The Problem
Some time back in February, I started to notice that my servers were becoming unstable. The graphs looked like this:
This is the HTTP 5XX graph. Notice that after the marked point, the appearance of HTTP 5XXs becomes consistent.
At the same time, the hosts start to become unstable. Unless there are scaling events, the line for this graph should be totally flat.
What in the world was going on?
First Steps
The first thing I did was to restart the servers. The problem went away immediately, so I decided it might be a one-time thing and just ignored it after determining that the usual CPU, memory, and disk usage metrics were fine.
However the problem came back again. So I looked through the code to look for changes made around the time the problem started, and found nothing obvious that could have caused such an odd issue. The only thing remotely close would be the addition of Sentry’s performance monitoring. So, I removed it.
Over the next two months, I added and removed the performance monitoring, and the error 500 issues came and went with it. I concluded that it might actually be Sentry’s performance monitoring that caused the issue, and assumed the problem was solved.

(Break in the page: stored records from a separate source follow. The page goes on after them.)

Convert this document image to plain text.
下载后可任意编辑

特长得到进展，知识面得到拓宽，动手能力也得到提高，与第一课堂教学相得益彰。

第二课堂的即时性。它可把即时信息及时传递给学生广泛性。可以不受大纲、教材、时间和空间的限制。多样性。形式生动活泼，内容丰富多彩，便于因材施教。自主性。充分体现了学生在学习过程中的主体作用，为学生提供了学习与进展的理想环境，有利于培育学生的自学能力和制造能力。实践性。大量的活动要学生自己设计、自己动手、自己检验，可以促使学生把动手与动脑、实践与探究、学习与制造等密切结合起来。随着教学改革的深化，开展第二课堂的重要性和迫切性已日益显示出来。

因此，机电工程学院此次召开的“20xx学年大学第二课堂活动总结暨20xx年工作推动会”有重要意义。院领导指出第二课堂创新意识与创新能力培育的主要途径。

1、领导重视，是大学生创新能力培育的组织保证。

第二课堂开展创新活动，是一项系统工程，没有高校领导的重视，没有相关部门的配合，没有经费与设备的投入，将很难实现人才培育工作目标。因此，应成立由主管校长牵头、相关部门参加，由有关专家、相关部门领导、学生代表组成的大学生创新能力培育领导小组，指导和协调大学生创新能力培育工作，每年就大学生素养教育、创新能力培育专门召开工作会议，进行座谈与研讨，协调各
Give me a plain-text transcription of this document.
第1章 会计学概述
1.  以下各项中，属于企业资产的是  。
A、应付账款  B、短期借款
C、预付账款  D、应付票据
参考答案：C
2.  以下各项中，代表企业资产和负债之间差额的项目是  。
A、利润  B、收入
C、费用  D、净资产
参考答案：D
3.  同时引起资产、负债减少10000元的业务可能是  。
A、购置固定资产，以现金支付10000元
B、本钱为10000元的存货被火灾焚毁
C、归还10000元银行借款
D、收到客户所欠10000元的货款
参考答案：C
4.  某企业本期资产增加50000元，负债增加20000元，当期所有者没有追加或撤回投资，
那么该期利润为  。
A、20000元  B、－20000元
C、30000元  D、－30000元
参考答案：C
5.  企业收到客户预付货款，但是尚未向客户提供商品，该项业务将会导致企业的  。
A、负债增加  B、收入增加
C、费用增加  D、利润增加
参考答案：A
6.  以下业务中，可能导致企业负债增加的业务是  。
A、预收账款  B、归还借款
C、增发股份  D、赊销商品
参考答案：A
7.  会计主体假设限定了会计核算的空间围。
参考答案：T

During this period of investigation, I noticed a pattern. The problem always started 24 hours after the server was booted up. There were a few other oddities as well. This issue didn’t always occur, and it could also occur 24 hours after a restart. This meant that I had to keep an eye on the server every 24 hours to ensure that it eventually reached a stable state.
Four Months Later…
The problem came back.
It clearly wasn’t related to Sentry’s performance monitoring.
Googling the problem was difficult. What search term would you use? The problem was generic, and there was no concrete error message to search for. Searching for things like “error 500 after 24 hours” led to nothing useful.
I decided to think deeper. The errors were not reaching the application at all, and AWS’s ELB metrics did not show any errors. So, the error must be between the ELB and application. The only things between that was Phusion Passenger and Apache. Off to the logs we go!
The Error Is Found
[ E 2022-08-06 08:10:50.0465 5191/T0 apa/Hooks.cpp:751 ]: Unexpected error in mod_passenger: Cannot connect to the Passenger core at unix:/passenger-instreg/passenger.Zbqhk9F/agents.s/core
Backtrace:
in 'Passenger::FileDescriptor Passenger::Apache2Module::Hooks::connectToCore()' (Hooks.cpp:343)
in 'int Passenger::Apache2Module::Hooks::handleRequest(request_rec*)' (Hooks.cpp:622)
This was found in the Apache logs at /var/log/apache2
.
Perfect, an error message would make the problem a lot easier to search for. Or so I thought.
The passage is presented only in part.